SLT: One thing I loved about your book was how you traveled across the country, to different states and cities, telling local stories which highlight national trends and attitudes around coal. And of course, in Utah, we have a long and complicated history with coal. We’ve had many coal mines and mine disasters. We have coal-fired power plants. But the story you landed on was one I’d never heard of before. It was about a Salt Lake City women’s movement which led a battle against air pollution more than 100 years ago. Why was that the Utah story you decided to tell?
BW: This is one of my most favorite stories. The problem is these air pollution campaigns were led by people with very, very little power. And they always lost. That’s why the problem persisted for so many years. … I don’t know how I stumbled upon Salt Lake City, but the library there at the University of Utah has some great material about the campaigns. I got intrigued by a campaign that occurred in 1913 and 1914 led by a woman, Corinne Adams, who was the president of the Ladies Literary Club of Salt Lake City.
I was looking for her ancestors who still might be alive. I discovered she had one child and, eventually, I found his death certificate. It indicated he had died at the age of 15 in 1910 of tuberculosis, three years before this pollution campaign began. He didn’t necessarily die from smoke, but smoke pollution and TB are very closely intertwined. As a reporter, there are these moments when you suddenly find something that’s golden, and you go, “Oh, my god, I can build something around this.”
SLT: You wrote this women’s movement thought that, “since they were dealing with an environmental issue, they believed they could appeal to a broad cross-section of the city, since coal smoke crossed boundaries of both race and economics, and unlike most women in America back then, the women in Utah had won the right to vote in 1896.” But even with all that, it proved to not be so easy.
BW: Coal was powerful.

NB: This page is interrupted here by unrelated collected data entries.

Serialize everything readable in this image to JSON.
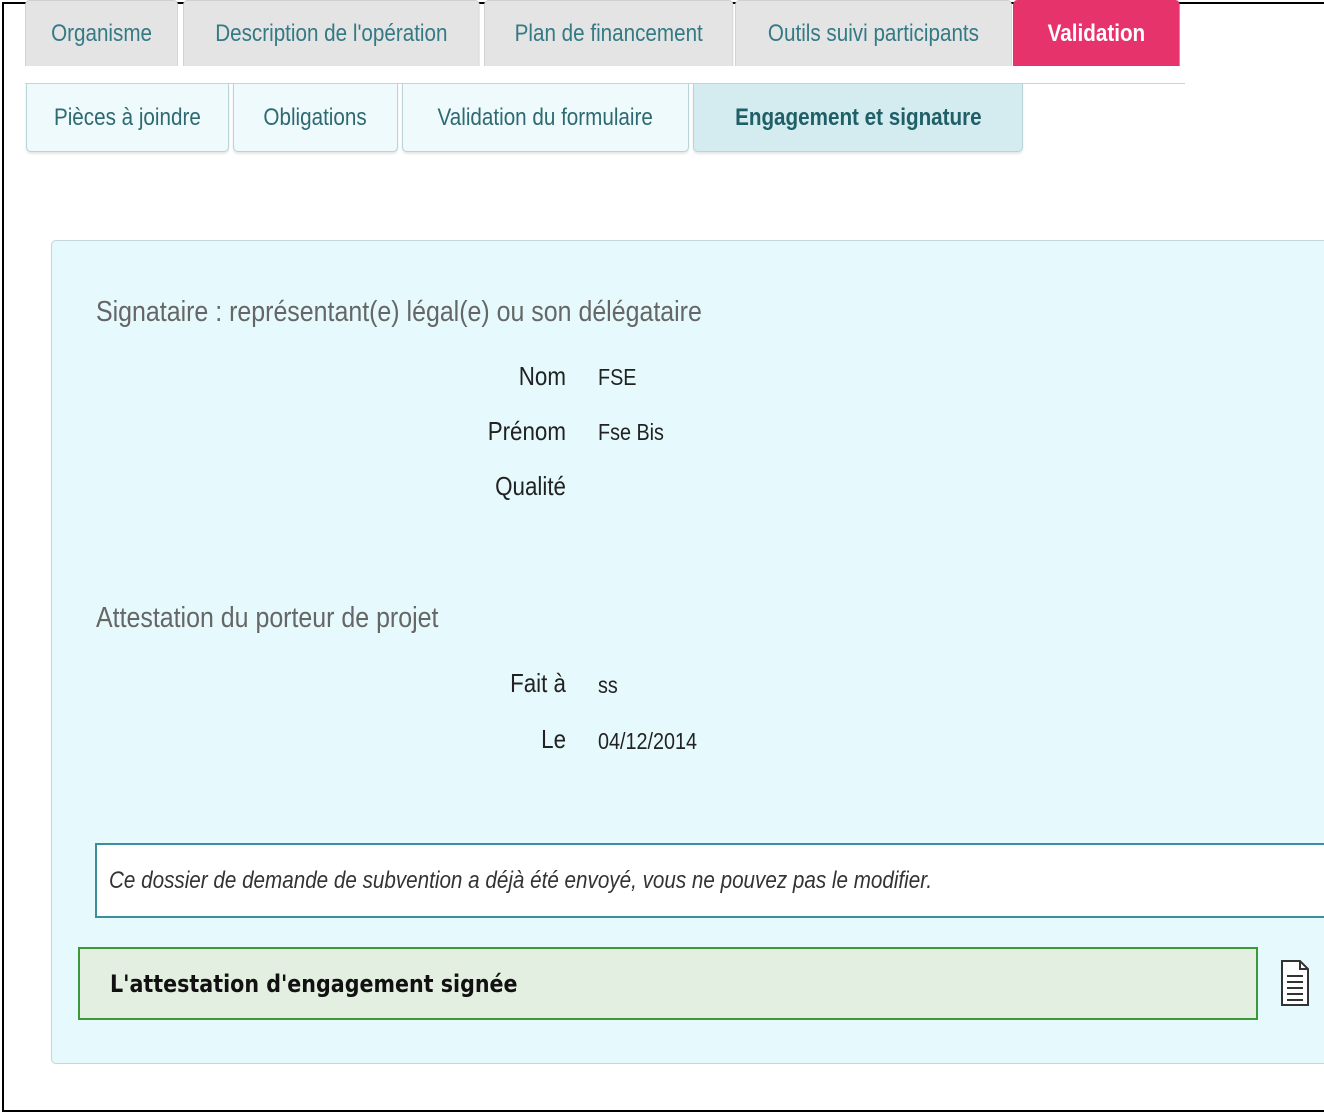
{
  "main_tabs": [
    {
      "label": "Organisme"
    },
    {
      "label": "Description de l'opération"
    },
    {
      "label": "Plan de financement"
    },
    {
      "label": "Outils suivi participants"
    },
    {
      "label": "Validation"
    }
  ],
  "sub_tabs": [
    {
      "label": "Pièces à joindre"
    },
    {
      "label": "Obligations"
    },
    {
      "label": "Validation du formulaire"
    },
    {
      "label": "Engagement et signature"
    }
  ],
  "signataire": {
    "title": "Signataire : représentant(e) légal(e) ou son délégataire",
    "nom_label": "Nom",
    "nom_value": "FSE",
    "prenom_label": "Prénom",
    "prenom_value": "Fse Bis",
    "qualite_label": "Qualité",
    "qualite_value": ""
  },
  "attestation": {
    "title": "Attestation du porteur de projet",
    "fait_label": "Fait à",
    "fait_value": "ss",
    "le_label": "Le",
    "le_value": "04/12/2014"
  },
  "notice": "Ce dossier de demande de subvention a déjà été envoyé, vous ne pouvez pas le modifier.",
  "signed_doc": {
    "label": "L'attestation d'engagement signée",
    "icon": "document-icon"
  },
  "colors": {
    "active_tab": "#e7336b",
    "panel_bg": "#e6fafd",
    "notice_border": "#3b8f9b",
    "signed_border": "#3a9a3a",
    "signed_bg": "#e3efe1"
  }
}
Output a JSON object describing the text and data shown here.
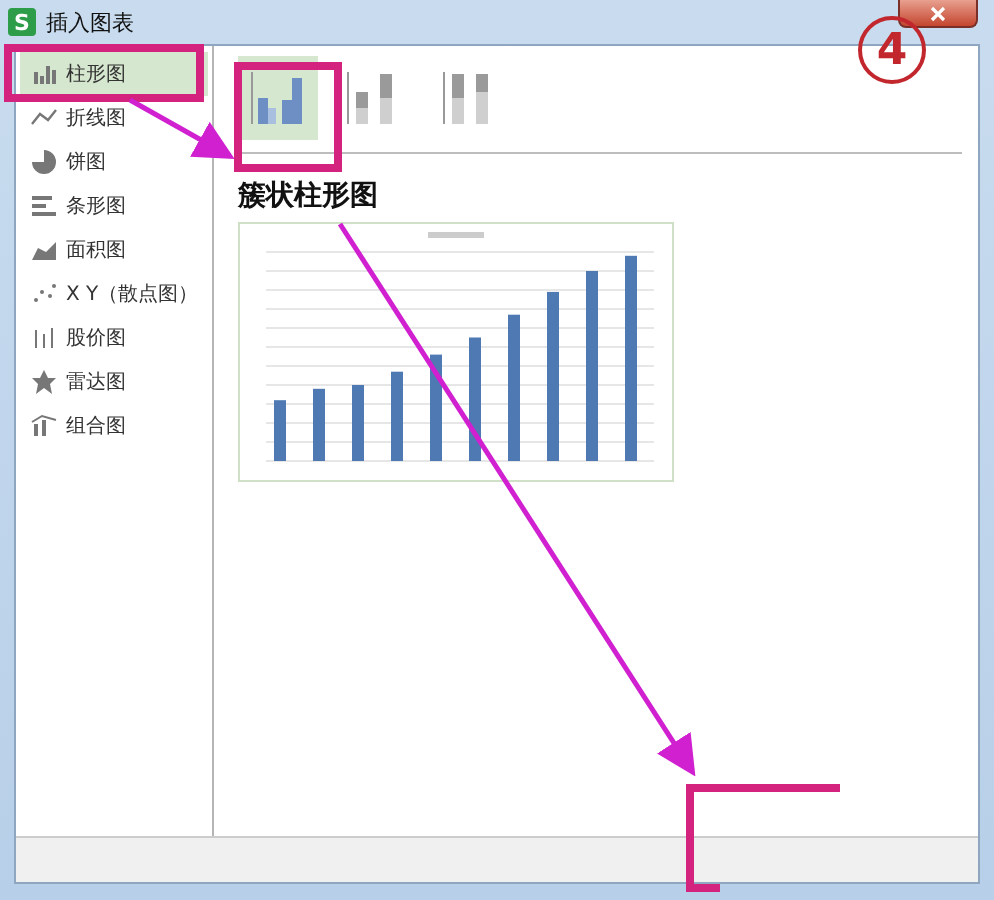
{
  "window": {
    "title": "插入图表",
    "app_icon": "S"
  },
  "sidebar": {
    "items": [
      {
        "label": "柱形图",
        "selected": true
      },
      {
        "label": "折线图",
        "selected": false
      },
      {
        "label": "饼图",
        "selected": false
      },
      {
        "label": "条形图",
        "selected": false
      },
      {
        "label": "面积图",
        "selected": false
      },
      {
        "label": "X Y（散点图）",
        "selected": false
      },
      {
        "label": "股价图",
        "selected": false
      },
      {
        "label": "雷达图",
        "selected": false
      },
      {
        "label": "组合图",
        "selected": false
      }
    ]
  },
  "subtypes": [
    {
      "kind": "clustered",
      "selected": true
    },
    {
      "kind": "stacked",
      "selected": false
    },
    {
      "kind": "percent",
      "selected": false
    }
  ],
  "preview": {
    "heading": "簇状柱形图"
  },
  "annotation": {
    "step": "4"
  }
}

It created jobs, it fueled the economy. And on the other side, medical science was still developing. … The environmental movement didn’t really take off as much as it did until the 1950s and 1960s, because the science had time to develop. It just took a long time.
SLT: Another part of your book I thought might resonate with our audience in Utah was a chapter on the Navajo Generating Station. It was built as a “compromise” during the dam craze of the 1960s. Instead of constructing a dam in the Grand Canyon to generate hydropower, environmental groups supported building this coal-fired plant to meet demand in the Southwest. As you write, “the Navajo Generating Station then became part of a wave of new electric generation stations powered by coal.” What were the unforeseen consequences to the Grand Canyon?